Pro patria – senza prigioni senza processi


Anno
2012

Genere
monologo

In scena
fino al 14 ottobre
Teatro Vittoria | Roma

Autore
Ascanio Celestini
Regia
Ascanio Celestini
Musica
Andrea Pesce
Interpreti
Ascanio Celestini
Produzione
Fabbrica in coproduzione con Teatro Stabile dell’Umbria

 

Chissà quanti dei ragazzi – tanti (chi ha detto che il teatro non interessa ai giovani?) – presenti al Teatro Vittoria a vedere lo spettacolo di Ascanio Celestini “Pro patria – senza prigioni senza processi”, si sono detti: «Questa sì che è una celebrazione dei 150 anni d’Italia!». Ironia, gesti misurati alla testa, tutto è allineato nel testo.

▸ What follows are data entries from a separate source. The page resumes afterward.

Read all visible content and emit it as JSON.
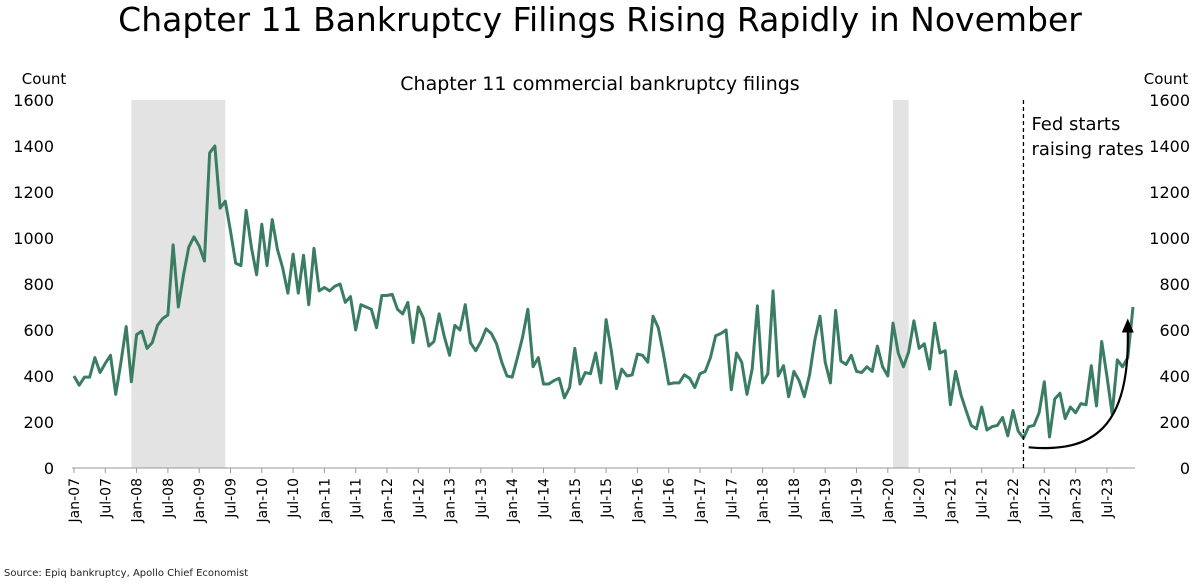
{
  "title": "Chapter 11 Bankruptcy Filings Rising Rapidly in November",
  "source": "Source: Epiq bankruptcy, Apollo Chief Economist",
  "colors": {
    "line": "#3a7d63",
    "recession": "#e3e3e3",
    "axis": "#000000"
  },
  "chart_data": {
    "type": "line",
    "title": "Chapter 11 commercial bankruptcy filings",
    "ylabel_left": "Count",
    "ylabel_right": "Count",
    "xlabel": "",
    "ylim": [
      0,
      1600
    ],
    "yticks": [
      0,
      200,
      400,
      600,
      800,
      1000,
      1200,
      1400,
      1600
    ],
    "start": "Jan-07",
    "x_tick_labels": [
      "Jan-07",
      "Jul-07",
      "Jan-08",
      "Jul-08",
      "Jan-09",
      "Jul-09",
      "Jan-10",
      "Jul-10",
      "Jan-11",
      "Jul-11",
      "Jan-12",
      "Jul-12",
      "Jan-13",
      "Jul-13",
      "Jan-14",
      "Jul-14",
      "Jan-15",
      "Jul-15",
      "Jan-16",
      "Jul-16",
      "Jan-17",
      "Jul-17",
      "Jan-18",
      "Jul-18",
      "Jan-19",
      "Jul-19",
      "Jan-20",
      "Jul-20",
      "Jan-21",
      "Jul-21",
      "Jan-22",
      "Jul-22",
      "Jan-23",
      "Jul-23"
    ],
    "recessions": [
      {
        "start_index": 11,
        "end_index": 29
      },
      {
        "start_index": 157,
        "end_index": 160
      }
    ],
    "annotation": {
      "text_lines": [
        "Fed starts",
        "raising rates"
      ],
      "month_index": 182
    },
    "arrow": {
      "from_index": 183,
      "from_value": 90,
      "to_index": 202,
      "to_value": 650
    },
    "series": [
      {
        "name": "Chapter 11 commercial bankruptcy filings",
        "values": [
          400,
          360,
          395,
          395,
          480,
          415,
          455,
          490,
          320,
          460,
          615,
          375,
          580,
          595,
          520,
          545,
          620,
          650,
          665,
          970,
          700,
          840,
          960,
          1005,
          965,
          900,
          1370,
          1400,
          1130,
          1160,
          1030,
          890,
          880,
          1120,
          960,
          840,
          1060,
          880,
          1080,
          950,
          870,
          760,
          930,
          760,
          925,
          710,
          955,
          770,
          785,
          770,
          790,
          800,
          720,
          745,
          600,
          710,
          700,
          690,
          610,
          750,
          750,
          755,
          690,
          670,
          720,
          545,
          700,
          650,
          530,
          550,
          670,
          570,
          490,
          620,
          600,
          710,
          545,
          510,
          550,
          605,
          585,
          540,
          460,
          400,
          395,
          480,
          570,
          690,
          440,
          480,
          365,
          365,
          380,
          390,
          305,
          350,
          520,
          365,
          415,
          410,
          500,
          370,
          645,
          510,
          345,
          430,
          400,
          405,
          495,
          490,
          460,
          660,
          610,
          495,
          365,
          370,
          370,
          405,
          390,
          350,
          410,
          420,
          480,
          575,
          585,
          600,
          340,
          500,
          460,
          320,
          430,
          705,
          370,
          410,
          770,
          400,
          445,
          310,
          420,
          380,
          310,
          405,
          555,
          660,
          460,
          370,
          685,
          465,
          450,
          490,
          420,
          415,
          440,
          420,
          530,
          440,
          400,
          630,
          500,
          440,
          505,
          640,
          520,
          540,
          430,
          630,
          500,
          510,
          275,
          420,
          320,
          250,
          185,
          170,
          265,
          165,
          180,
          185,
          220,
          140,
          250,
          160,
          130,
          180,
          185,
          240,
          375,
          135,
          300,
          325,
          215,
          265,
          240,
          280,
          275,
          445,
          270,
          550,
          400,
          235,
          470,
          440,
          480,
          700
        ]
      }
    ]
  }
}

Celestini, detenuto in carcere nell’Italia di oggi, si immagina di scrivere un discorso con Giuseppe Mazzini: grazie a quello ripercorre i volti e gli avvenimenti dal 1848 fino alla creazione del Regno d’Italia. E’ un racconto lontano dalla retorica celebrativa istituzionale, trasmette una storia fatta di tentativi, fallimenti e compromessi. Una storia di donne e uomini, scesi dal piedistallo della mitologia e mescolatisi al resto dell’umanità. La democrazia forse è proprio questo, comprendere che tanti volti senza nome sono morti in nome di un ideale e una speranza; ma poi la storia ricorda solo quelli più carismatici, il resto è un «niente di un niente che diventa altro niente». Allora Giuseppe Garibaldi è quel «poncho colorato da cantante cileno», Papa Pio IX un uomo che rabbrividisce al vento della ribellione nelle varie parti d’Italia e chiude le porte perché fa troppo freddo. Nel discorso visionario compaiono anche un negro africano che si è fatto amputare il pene per evitare di essere oggetto di barzellette sconce da parte del ‘secondino merda’ e un cane con tre gambe. L’ironia dosata in modo così sapiente restituisce realtà alla storia, le toglie il velo dell’illusione e dell’esempio irraggiungibile. Pisacane era un idealista viaggiatore, Mameli un uomo di poche parole nonostante fosse l’autore dell’inno nazionale, Orsini nonostante il cognome nobile un sovversivo, Mazzini un fantasma che si aggirava per l’Europa («sempre vestito di nero, magro»).

Una rivoluzione, quella italiana, che sfociò nel compromesso della monarchia, senza l’ausilio della ghigliottina come in Francia, passando per la guerra di Crimea per poter arrivare alla Repubblica. Pure i francesi sono lontani dalla grandeur di liberté, égalité, fraternità: il re Luigi Bonaparte sosterrà il Papa contro i rivoluzionari, proprio lui figlio della patria della Rivoluzione.

Celestini è ironico senza offendere, invita alla riflessione, il suo monologo di quasi un’ora e quaranta minuti senza interruzioni incolla il pubblico alla sedia, l’attenzione non cala mai. La scenografia è minima, lo spettacolo è nel testo, nell’interpretazione, nel senso.
Celestini prima dello spettacolo è fuori dal teatro, parla tranquillamente con alcuni amici: come facevano gli artisti all’inizio della carriera, per vivere il contatto con il pubblico, perché sono pubblico. Già. Perché prima del ruolo ognuno di noi è una persona, un cittadino di Pro patria.

Pro patria” è parte di una trilogia. Seguirà “La fila Indiana” e “Fabbrica”.